Configuration	PSNR	LPIPS	VRAM (MB)	Notes
GaussianSpa + Reduced3DGS	26.05	0.280	402	Naïve combination severely degrades quality
GaussianSpa (SH→SG)	27.01	0.230	339	Simple substitution is insufficient
soft→hard pruning	27.23	0.228	288	Hard pruning inferior to soft pruning
unified→sequential	27.33	0.222	328	Sequential inferior to unified
w/o color comp.	27.46	0.213	265	Color compensation is beneficial
Full model	27.54	0.209	265	All components work optimally together

Key Findings¶

VRAM compression: 8× static VRAM reduction over 3DGS (648→55 MB) and 6× rendering VRAM reduction (1717→265 MB). Compared to SOTA GaussianSpa, MEGS2 achieves an additional 2× static and ~40% rendering VRAM reduction.
Quality preservation: PSNR is nearly lossless (27.54 vs. 27.56), and LPIPS is even improved (0.209 vs. 0.215).
SG outperforms SH: SG better fits localized high-frequency signals (sharp reflections and specular highlights), with notable advantages over SH in specular-heavy scenes such as Bicycle and Truck.
Lobe distribution: Most primitives require only 0–1 lobes (predominantly diffuse surfaces); a small subset requires 2–3 lobes (specular highlights), yielding an average of 1.3–1.7 lobes per primitive.

Highlights & Insights¶

Precision in problem formulation: The key insight is distinguishing storage compression from memory compression. Prior work has overwhelmingly focused on the former while neglecting the latter, which is the true bottleneck for edge deployment.
Justification for replacing SH with SG: The vast majority of surfaces in a scene are diffuse (requiring no lobes); only a small fraction exhibits specular or highlight behavior requiring lobes. The variable lobe count of SG perfectly matches this long-tail distribution.
ADMM formulation for unified pruning: Casting two discrete optimization problems as a single continuous optimization and decomposing it via ADMM is elegant and theoretically grounded. This framework generalizes to any setting requiring simultaneous optimization of "entity count" and "per-entity complexity."
Closed-form color compensation: The analytic solution derived via spherical integration introduces no additional computational overhead and is both simple and effective.

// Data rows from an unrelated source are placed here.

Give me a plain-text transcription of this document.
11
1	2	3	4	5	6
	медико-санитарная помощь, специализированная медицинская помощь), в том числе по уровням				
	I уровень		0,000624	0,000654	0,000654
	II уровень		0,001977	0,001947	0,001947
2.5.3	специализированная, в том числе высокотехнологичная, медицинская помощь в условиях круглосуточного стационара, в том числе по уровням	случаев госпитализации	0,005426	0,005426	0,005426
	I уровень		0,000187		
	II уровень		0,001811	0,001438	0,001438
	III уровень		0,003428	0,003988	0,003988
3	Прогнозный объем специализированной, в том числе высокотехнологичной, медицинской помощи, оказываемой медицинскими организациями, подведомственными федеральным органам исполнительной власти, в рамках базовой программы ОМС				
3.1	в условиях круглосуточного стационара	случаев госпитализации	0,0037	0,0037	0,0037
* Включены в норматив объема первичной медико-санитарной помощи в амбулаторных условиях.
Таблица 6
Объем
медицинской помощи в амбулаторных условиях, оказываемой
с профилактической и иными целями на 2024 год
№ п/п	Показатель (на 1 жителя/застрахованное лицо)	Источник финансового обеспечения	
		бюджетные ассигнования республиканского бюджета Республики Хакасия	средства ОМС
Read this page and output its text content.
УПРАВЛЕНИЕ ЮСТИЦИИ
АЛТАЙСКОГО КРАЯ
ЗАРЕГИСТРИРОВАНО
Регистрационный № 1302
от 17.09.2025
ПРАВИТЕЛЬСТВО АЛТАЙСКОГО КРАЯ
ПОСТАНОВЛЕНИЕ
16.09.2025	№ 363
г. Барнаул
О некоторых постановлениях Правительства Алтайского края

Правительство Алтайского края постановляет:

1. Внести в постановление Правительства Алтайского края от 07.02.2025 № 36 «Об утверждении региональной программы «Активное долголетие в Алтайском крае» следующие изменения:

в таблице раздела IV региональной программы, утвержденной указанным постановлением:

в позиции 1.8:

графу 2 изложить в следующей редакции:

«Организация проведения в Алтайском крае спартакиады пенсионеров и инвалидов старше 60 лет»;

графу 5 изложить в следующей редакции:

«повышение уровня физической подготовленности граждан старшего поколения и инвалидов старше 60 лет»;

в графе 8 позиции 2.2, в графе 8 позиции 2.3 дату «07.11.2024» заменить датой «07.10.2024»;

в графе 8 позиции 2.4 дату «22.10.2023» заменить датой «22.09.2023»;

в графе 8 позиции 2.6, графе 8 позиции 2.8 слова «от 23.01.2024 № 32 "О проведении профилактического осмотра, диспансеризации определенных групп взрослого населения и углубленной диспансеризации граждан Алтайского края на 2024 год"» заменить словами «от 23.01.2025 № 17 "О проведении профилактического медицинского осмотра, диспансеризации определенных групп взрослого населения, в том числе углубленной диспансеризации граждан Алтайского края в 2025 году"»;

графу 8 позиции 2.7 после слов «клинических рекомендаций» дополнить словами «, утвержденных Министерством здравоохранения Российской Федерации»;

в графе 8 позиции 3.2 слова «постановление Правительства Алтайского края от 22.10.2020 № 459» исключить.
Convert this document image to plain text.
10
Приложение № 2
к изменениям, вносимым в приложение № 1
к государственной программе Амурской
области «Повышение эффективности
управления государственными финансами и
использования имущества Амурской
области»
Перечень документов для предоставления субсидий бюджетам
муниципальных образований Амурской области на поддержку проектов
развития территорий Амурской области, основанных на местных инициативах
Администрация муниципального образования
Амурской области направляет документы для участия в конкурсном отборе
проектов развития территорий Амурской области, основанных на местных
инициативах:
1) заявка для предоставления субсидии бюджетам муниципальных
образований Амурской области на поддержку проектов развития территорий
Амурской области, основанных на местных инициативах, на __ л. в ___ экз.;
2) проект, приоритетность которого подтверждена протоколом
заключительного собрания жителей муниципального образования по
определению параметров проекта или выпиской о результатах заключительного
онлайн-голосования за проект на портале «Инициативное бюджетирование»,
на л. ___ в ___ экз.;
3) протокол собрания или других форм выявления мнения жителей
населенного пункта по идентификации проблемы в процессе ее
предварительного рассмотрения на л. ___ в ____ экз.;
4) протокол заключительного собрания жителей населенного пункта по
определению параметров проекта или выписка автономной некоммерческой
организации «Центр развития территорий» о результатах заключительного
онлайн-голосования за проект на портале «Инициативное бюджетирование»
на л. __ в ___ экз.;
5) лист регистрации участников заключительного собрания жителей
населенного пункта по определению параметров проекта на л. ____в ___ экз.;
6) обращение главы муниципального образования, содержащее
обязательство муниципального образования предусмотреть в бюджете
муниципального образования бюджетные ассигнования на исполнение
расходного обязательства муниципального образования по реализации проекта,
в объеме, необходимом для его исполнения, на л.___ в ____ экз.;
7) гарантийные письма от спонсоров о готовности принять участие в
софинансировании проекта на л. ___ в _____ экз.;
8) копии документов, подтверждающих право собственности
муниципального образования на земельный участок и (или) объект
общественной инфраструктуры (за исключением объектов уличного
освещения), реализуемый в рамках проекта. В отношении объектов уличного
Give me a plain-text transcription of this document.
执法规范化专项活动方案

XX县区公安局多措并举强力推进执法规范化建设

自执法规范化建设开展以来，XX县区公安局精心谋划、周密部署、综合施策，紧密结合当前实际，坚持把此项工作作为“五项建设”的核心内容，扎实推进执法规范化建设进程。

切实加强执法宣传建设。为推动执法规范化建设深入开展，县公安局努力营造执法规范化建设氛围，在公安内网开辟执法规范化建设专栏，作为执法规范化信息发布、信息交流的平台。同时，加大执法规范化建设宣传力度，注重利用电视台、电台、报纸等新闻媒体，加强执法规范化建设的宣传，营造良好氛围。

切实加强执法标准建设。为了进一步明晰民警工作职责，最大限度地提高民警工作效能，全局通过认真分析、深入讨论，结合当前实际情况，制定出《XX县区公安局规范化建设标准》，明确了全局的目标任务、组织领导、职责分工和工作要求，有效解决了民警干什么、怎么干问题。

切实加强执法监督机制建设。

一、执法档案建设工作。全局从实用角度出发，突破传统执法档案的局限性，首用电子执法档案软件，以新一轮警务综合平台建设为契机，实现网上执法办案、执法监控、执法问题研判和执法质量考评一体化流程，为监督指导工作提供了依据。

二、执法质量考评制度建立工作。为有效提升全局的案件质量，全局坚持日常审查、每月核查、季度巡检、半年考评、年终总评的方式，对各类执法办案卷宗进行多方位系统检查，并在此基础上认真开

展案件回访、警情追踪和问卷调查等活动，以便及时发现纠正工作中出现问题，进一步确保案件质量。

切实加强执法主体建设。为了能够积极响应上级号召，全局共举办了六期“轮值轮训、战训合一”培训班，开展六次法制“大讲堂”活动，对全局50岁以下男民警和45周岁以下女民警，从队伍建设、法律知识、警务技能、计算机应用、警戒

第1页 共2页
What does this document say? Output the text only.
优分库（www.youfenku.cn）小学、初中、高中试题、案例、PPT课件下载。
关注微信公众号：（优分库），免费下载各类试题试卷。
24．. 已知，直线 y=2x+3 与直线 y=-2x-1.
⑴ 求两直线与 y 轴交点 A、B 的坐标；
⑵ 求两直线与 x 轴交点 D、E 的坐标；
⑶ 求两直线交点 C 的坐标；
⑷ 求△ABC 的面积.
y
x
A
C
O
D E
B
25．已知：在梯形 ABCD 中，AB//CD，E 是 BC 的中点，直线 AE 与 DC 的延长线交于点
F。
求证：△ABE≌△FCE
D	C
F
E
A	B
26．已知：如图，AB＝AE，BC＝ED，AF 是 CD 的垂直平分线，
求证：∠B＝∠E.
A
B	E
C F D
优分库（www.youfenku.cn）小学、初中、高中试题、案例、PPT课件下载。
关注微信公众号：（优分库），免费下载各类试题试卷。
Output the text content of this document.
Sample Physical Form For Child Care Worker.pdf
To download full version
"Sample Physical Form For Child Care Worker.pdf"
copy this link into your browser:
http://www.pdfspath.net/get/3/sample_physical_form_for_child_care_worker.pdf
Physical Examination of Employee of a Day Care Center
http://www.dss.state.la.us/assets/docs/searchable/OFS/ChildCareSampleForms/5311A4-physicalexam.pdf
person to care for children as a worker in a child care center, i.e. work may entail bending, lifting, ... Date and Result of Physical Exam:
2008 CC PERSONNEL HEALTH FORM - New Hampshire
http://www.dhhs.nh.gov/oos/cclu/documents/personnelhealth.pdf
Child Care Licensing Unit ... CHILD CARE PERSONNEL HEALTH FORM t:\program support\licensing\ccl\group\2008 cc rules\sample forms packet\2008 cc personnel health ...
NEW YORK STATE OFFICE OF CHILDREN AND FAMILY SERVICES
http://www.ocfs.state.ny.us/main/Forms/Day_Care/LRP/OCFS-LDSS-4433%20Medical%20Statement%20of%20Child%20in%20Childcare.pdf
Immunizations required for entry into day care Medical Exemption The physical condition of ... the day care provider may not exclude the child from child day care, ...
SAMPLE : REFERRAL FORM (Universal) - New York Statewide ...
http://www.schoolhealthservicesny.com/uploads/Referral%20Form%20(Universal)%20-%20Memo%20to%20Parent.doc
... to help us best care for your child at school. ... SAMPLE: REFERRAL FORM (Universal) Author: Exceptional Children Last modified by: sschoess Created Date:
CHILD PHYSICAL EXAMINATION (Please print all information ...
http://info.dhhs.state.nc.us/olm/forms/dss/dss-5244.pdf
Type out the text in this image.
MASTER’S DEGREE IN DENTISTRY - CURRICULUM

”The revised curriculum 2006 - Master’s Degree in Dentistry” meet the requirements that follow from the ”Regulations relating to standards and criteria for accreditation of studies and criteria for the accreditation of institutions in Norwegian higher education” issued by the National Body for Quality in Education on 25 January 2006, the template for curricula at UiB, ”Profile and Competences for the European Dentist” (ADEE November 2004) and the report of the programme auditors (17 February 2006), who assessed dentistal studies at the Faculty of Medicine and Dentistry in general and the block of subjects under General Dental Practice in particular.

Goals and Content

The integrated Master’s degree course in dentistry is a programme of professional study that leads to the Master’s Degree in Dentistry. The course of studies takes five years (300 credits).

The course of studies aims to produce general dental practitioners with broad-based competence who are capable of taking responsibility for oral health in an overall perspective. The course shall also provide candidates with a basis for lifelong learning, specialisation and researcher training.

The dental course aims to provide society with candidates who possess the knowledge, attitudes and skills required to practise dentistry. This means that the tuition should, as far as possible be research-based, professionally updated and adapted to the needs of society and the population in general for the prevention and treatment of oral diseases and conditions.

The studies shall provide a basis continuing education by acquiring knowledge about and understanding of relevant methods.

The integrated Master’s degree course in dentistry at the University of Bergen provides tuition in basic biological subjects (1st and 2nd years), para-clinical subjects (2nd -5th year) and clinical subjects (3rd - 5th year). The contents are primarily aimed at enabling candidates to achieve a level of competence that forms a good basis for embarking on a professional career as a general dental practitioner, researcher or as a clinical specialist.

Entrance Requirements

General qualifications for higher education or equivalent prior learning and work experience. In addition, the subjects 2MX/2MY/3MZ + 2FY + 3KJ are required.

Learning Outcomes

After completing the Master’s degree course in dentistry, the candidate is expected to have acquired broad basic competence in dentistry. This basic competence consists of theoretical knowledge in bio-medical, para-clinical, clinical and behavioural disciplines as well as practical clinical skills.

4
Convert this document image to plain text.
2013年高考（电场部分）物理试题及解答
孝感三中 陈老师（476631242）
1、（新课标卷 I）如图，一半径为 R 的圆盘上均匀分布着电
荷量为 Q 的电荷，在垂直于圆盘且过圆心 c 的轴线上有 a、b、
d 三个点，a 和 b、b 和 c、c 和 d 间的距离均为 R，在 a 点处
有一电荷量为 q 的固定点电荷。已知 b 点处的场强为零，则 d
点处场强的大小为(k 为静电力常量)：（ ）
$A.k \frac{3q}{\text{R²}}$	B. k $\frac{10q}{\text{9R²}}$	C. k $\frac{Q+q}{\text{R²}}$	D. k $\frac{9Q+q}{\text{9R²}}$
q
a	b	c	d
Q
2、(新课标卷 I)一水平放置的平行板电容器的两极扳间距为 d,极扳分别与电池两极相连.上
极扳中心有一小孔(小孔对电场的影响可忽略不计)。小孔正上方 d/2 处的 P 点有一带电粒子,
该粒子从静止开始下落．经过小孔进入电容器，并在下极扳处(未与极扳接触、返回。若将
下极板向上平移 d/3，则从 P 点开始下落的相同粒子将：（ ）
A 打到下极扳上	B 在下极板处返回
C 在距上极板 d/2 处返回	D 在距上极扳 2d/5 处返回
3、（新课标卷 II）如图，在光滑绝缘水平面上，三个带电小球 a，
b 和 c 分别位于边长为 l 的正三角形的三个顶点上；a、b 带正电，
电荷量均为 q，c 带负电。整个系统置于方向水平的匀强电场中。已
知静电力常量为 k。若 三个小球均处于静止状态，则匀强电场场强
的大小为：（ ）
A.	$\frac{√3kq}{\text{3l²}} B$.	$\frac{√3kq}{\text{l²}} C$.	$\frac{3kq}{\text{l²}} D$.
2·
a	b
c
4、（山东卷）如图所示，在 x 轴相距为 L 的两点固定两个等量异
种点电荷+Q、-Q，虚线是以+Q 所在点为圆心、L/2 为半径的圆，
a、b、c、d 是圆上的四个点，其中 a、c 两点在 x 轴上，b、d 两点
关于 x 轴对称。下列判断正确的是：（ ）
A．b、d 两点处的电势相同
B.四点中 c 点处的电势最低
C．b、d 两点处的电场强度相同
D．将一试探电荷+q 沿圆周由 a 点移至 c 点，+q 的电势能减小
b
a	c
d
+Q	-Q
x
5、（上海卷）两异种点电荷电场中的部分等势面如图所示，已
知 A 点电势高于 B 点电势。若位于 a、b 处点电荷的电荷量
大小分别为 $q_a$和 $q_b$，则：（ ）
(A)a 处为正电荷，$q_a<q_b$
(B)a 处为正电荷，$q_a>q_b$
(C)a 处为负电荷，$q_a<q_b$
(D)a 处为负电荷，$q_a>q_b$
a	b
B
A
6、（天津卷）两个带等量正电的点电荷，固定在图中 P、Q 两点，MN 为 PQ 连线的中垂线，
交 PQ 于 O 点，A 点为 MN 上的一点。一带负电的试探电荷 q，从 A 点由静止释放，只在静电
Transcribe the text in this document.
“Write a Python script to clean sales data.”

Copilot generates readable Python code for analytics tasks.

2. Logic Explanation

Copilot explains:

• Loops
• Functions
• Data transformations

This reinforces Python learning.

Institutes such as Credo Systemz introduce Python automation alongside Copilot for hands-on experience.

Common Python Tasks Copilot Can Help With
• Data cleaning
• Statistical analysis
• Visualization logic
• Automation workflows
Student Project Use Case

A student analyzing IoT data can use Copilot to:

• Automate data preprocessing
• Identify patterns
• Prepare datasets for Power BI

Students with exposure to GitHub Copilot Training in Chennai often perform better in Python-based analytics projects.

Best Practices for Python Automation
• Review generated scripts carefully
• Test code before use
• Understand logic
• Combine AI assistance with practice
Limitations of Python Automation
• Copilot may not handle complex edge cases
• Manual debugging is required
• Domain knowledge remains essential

Limitations & Future Work¶

The work focuses on static VRAM compression; optimization of dynamic VRAM (which depends on renderer implementation) is left for future work.
Performance in highly complex specular scenes (e.g., fully mirror-like objects) warrants further investigation.
Combination with neural compression methods (e.g., HAC++) could jointly optimize both storage and VRAM.
Optimal initialization strategies for SG lobes remain an open question.

vs. GaussianSpa: Performs only primitive pruning while retaining full SH per primitive, resulting in a higher VRAM lower bound. MEGS2 breaks this bound by additionally compressing per-primitive parameters.
vs. Reduced3DGS: Also attempts to prune SH coefficients, but the global nature of SH makes sparse pruning unsafe — removing high-order terms degrades detail globally. The locality of SG makes lobe pruning far safer.
vs. CompactGaussian / EAGLES: Achieve high storage compression ratios but may actually increase VRAM (due to decompression requirements), fundamentally failing to address the rendering memory problem.

Rating¶

Novelty: ⭐⭐⭐⭐ Complete replacement of SH with SG combined with a unified pruning framework; conceptually clear and innovative.
Experimental Thoroughness: ⭐⭐⭐⭐⭐ Comprehensive comparisons across three datasets, detailed ablations, and real-device validation via WebGL.
Writing Quality: ⭐⭐⭐⭐ VRAM analysis is clear and problem decomposition is well-articulated.
Value: ⭐⭐⭐⭐⭐ First systematic solution to the rendering memory bottleneck of 3DGS, directly enabling edge deployment.